CHP ATATÜRKÇÜ DEĞİLDİR
11 Kasım 1938’den itibaren tamamen İnönü’nün aile partisi haline gelen CHP bu tarihten itibaren milliyetçi söylemleri bir yana bırakmış, ülkeyi tamamen dış etkilere açarak batının bir ileri karakoluna dönüştürmüştür. Kendi vesayet düzeninin sadece Atatürk adı ve kimliği üzerinde kurduğu bir Kemalizm ideolojisi ile devam ettirmiş, gerçekte milli politikalardan tamamen uzak bir yarı-sömürge sisteminin taşıyıcısı olmuştur. Modernleşme ve gelişmeyi milli politikalarda değil, ülkeyi ABD gibi ülkelerin ve IMF, Nato gibi kurumların yönetimine açarak sürdürme politikalarının uygulayıcısı olmuştur
CHP AMERİKANCIDIR
CHP, işgal edilmeye değecek bir zenginliğe sahip olmadığı için (petrol vs) 2. Dünya savaşından uzak kalan ülkeyi, Şubat 1945 Yalta Konferansı’ndan sonra tamamen Amerikan güdümüne sokmuştur.

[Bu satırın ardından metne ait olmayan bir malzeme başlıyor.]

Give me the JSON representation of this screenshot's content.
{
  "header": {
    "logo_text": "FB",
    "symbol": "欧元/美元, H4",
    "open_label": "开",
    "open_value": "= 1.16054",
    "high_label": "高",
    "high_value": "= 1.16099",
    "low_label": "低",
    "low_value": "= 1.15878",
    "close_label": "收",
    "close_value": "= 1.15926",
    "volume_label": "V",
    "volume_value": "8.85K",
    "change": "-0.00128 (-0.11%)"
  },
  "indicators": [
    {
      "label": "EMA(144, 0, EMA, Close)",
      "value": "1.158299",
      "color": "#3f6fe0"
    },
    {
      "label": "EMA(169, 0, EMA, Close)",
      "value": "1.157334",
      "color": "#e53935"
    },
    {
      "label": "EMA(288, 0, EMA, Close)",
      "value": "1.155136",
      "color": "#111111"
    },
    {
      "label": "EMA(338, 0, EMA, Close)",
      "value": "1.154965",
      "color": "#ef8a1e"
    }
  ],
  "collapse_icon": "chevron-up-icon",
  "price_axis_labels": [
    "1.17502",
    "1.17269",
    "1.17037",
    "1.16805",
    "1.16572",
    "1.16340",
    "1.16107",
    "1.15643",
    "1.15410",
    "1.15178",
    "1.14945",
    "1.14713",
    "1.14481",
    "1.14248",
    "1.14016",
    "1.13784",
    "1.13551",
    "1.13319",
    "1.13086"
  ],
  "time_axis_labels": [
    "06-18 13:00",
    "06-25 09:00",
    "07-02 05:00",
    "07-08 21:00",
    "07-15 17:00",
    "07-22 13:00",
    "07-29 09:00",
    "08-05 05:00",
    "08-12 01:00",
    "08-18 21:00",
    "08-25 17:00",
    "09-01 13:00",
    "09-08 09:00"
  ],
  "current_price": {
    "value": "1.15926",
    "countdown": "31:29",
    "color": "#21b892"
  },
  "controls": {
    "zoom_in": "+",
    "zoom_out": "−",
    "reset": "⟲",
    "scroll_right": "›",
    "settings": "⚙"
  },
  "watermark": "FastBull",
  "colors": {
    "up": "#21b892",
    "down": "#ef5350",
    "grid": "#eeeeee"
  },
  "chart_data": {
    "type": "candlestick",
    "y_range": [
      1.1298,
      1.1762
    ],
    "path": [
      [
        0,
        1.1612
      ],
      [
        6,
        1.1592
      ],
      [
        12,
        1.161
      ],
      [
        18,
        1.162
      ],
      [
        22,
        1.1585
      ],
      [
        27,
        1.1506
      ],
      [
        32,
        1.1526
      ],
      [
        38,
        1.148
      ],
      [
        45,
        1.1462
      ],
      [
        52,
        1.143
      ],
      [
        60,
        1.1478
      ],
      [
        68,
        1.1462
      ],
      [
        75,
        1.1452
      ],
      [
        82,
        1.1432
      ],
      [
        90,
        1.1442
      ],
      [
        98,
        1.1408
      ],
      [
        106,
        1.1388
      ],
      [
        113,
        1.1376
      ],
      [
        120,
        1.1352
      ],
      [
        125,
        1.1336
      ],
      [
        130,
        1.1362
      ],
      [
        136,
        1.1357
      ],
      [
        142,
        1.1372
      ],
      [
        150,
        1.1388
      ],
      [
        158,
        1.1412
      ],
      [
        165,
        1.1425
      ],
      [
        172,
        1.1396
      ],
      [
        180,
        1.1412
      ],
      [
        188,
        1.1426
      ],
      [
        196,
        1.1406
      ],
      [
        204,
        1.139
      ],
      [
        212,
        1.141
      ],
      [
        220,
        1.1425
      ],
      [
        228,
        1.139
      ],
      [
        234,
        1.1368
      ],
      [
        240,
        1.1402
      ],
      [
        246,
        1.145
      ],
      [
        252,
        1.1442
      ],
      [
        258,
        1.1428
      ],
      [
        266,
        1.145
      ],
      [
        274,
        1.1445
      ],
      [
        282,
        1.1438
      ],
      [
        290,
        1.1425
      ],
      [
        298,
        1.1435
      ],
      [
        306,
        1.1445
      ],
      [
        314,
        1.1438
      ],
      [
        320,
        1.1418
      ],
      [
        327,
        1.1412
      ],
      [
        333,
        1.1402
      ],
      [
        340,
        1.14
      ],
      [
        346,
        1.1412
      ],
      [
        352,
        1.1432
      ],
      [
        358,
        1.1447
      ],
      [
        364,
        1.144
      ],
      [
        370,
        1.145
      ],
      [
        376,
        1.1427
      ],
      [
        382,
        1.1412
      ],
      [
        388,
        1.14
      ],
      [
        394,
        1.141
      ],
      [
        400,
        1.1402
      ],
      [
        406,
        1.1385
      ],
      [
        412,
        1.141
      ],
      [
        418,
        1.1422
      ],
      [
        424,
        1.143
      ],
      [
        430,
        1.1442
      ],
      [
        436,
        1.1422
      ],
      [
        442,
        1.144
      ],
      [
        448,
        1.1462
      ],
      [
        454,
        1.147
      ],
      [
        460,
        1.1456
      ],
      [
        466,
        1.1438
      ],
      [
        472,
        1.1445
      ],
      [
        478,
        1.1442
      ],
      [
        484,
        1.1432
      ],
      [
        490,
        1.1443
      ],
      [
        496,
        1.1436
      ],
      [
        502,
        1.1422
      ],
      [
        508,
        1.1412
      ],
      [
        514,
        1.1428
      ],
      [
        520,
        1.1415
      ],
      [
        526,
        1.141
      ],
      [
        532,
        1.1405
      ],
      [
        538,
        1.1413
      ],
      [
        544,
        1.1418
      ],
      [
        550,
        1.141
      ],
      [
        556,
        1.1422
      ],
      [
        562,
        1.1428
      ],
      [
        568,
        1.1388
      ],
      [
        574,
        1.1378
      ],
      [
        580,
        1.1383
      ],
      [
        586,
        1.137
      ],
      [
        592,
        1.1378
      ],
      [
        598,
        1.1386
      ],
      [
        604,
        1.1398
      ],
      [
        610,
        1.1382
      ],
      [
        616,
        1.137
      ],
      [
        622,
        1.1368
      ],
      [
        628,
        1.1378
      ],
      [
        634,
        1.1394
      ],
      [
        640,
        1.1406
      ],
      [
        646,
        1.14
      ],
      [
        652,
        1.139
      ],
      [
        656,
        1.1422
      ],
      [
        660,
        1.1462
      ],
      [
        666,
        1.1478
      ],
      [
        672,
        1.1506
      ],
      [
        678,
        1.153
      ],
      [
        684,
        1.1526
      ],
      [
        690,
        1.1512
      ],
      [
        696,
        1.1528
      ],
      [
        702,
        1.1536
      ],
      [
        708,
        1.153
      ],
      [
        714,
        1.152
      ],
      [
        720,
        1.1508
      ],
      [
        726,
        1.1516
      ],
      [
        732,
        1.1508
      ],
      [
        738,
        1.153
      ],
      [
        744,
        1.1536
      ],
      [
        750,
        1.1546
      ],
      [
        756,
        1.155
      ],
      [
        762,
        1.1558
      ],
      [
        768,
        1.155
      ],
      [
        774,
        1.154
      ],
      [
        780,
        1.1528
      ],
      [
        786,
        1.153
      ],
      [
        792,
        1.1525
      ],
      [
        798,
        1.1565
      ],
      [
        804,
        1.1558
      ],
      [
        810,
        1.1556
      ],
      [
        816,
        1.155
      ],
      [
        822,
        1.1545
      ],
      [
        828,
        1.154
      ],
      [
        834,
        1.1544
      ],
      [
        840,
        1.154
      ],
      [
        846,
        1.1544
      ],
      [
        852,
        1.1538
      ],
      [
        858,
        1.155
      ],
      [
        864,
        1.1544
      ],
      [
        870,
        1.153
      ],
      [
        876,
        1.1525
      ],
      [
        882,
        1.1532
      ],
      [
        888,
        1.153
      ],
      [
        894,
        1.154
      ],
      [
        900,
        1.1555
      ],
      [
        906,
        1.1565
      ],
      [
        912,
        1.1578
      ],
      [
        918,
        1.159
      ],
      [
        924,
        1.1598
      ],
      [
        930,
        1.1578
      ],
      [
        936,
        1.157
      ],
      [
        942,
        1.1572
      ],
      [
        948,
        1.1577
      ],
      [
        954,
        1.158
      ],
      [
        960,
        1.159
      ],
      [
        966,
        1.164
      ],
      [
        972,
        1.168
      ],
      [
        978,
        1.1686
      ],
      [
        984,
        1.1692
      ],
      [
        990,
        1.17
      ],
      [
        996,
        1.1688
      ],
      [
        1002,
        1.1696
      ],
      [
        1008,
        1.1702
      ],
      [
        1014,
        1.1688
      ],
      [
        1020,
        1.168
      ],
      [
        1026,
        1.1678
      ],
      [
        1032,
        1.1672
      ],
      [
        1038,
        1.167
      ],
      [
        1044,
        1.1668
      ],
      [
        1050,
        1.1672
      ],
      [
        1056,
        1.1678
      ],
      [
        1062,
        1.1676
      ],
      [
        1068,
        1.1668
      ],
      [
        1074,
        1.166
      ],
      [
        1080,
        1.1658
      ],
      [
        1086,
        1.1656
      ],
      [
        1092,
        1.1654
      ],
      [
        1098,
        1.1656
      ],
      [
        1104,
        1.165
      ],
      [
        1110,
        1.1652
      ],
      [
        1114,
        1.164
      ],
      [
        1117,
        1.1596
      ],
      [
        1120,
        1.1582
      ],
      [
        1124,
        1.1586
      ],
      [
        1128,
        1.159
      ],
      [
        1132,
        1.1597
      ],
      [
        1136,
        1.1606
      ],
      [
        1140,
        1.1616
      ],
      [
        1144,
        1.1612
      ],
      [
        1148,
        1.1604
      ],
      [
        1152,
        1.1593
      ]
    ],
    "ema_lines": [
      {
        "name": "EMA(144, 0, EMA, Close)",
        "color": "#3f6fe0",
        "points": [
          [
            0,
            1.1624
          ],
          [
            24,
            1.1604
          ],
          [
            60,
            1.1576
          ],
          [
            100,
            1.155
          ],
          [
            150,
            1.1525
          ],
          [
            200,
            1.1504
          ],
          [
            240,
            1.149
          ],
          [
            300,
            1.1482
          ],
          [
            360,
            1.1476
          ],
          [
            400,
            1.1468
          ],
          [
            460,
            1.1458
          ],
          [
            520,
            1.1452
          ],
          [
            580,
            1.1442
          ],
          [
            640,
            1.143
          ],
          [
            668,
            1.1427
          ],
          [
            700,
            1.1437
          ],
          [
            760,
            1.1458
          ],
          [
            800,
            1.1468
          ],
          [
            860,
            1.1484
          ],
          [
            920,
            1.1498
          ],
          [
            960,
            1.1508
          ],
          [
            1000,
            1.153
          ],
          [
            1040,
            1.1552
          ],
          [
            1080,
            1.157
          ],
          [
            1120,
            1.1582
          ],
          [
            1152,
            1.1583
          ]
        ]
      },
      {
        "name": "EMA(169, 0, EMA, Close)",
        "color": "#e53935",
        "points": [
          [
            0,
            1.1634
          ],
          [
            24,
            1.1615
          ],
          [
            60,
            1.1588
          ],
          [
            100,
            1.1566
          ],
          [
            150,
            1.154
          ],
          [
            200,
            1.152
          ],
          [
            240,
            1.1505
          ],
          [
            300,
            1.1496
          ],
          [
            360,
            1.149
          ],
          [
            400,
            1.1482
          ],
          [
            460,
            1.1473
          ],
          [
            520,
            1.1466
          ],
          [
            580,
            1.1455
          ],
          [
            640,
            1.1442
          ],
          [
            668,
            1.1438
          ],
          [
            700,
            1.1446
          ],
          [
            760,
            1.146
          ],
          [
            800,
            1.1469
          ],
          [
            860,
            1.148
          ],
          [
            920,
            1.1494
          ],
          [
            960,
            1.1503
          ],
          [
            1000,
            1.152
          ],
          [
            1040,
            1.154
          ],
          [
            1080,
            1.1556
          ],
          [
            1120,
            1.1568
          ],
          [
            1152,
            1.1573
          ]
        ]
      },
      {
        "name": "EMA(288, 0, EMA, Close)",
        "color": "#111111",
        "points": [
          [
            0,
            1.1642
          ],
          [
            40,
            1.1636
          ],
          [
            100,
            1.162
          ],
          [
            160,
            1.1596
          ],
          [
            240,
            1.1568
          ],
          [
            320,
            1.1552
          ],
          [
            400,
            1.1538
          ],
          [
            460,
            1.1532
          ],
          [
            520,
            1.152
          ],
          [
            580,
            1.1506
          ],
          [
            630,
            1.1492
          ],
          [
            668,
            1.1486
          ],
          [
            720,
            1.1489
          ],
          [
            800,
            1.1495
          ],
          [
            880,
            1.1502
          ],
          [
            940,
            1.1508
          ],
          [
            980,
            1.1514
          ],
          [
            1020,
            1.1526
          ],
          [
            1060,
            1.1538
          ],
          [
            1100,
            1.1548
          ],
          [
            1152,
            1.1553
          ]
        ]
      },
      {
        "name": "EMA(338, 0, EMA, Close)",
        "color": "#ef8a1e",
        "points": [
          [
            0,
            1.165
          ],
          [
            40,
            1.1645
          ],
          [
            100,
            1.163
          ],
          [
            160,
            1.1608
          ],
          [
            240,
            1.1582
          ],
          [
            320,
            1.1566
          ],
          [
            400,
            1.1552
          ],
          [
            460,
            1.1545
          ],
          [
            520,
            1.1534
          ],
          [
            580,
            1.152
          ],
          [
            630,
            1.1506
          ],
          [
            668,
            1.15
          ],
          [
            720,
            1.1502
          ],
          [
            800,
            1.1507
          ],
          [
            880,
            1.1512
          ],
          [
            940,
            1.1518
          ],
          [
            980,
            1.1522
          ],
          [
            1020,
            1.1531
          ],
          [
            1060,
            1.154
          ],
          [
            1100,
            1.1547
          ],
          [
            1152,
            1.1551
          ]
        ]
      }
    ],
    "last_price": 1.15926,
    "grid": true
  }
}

ABD’nin talimatları doğrultusunda sanayileşme politikalarını bırakan, önceki dönemde kurulan bütün savunma – havacılık sektörlerini tasfiye eden CHP bugüne kadar gerek ABD gerek Gladio gibi teşkilatlarla birlikte bu rejimin temel kurumu olmuştur. ABD müttefiki olmanın temel koşulu olarak dayatılan çok partili sistemde kendine yer bulan DP’yi yine ABD’nin yardımı ile devirmiş, Amerikancı vesayet düzeninin bütün kurumları ile ülkedeki milli kurumların karşısında yer almıştır.
SONUÇ
Bütün sürece ve günümüz koşullarına baktığımızda çoktan tarihin çöplüğüne atılmış olması gereken bir parti ve ideolojisi maalesef hâlâ ülkede modernliğin, aydınlanmanın ve gelişmişliğin yolu olarak görülebilmektedir. Uzun yıllardır devam eden ve eğitim müfredatı tarafından da desteklenen bu illüzyon ancak demokratik yöntemlerle sona erdirilebilir. Ülkenin gerçekliğinin farkında olan aydın kesim artık bu dinozorlaşmış yapının ne olduğunu görmekte ve siyasal olarak temsil hakkı vermemektedir. CHP'yi ve etrafındaki bütün vesayetçi yapıları kitleler 1950’den beri iktidara getirmedikleri gibi ülkeden de bütün kurumlarıyla yakın zamanda tamamen tasfiye edecektir.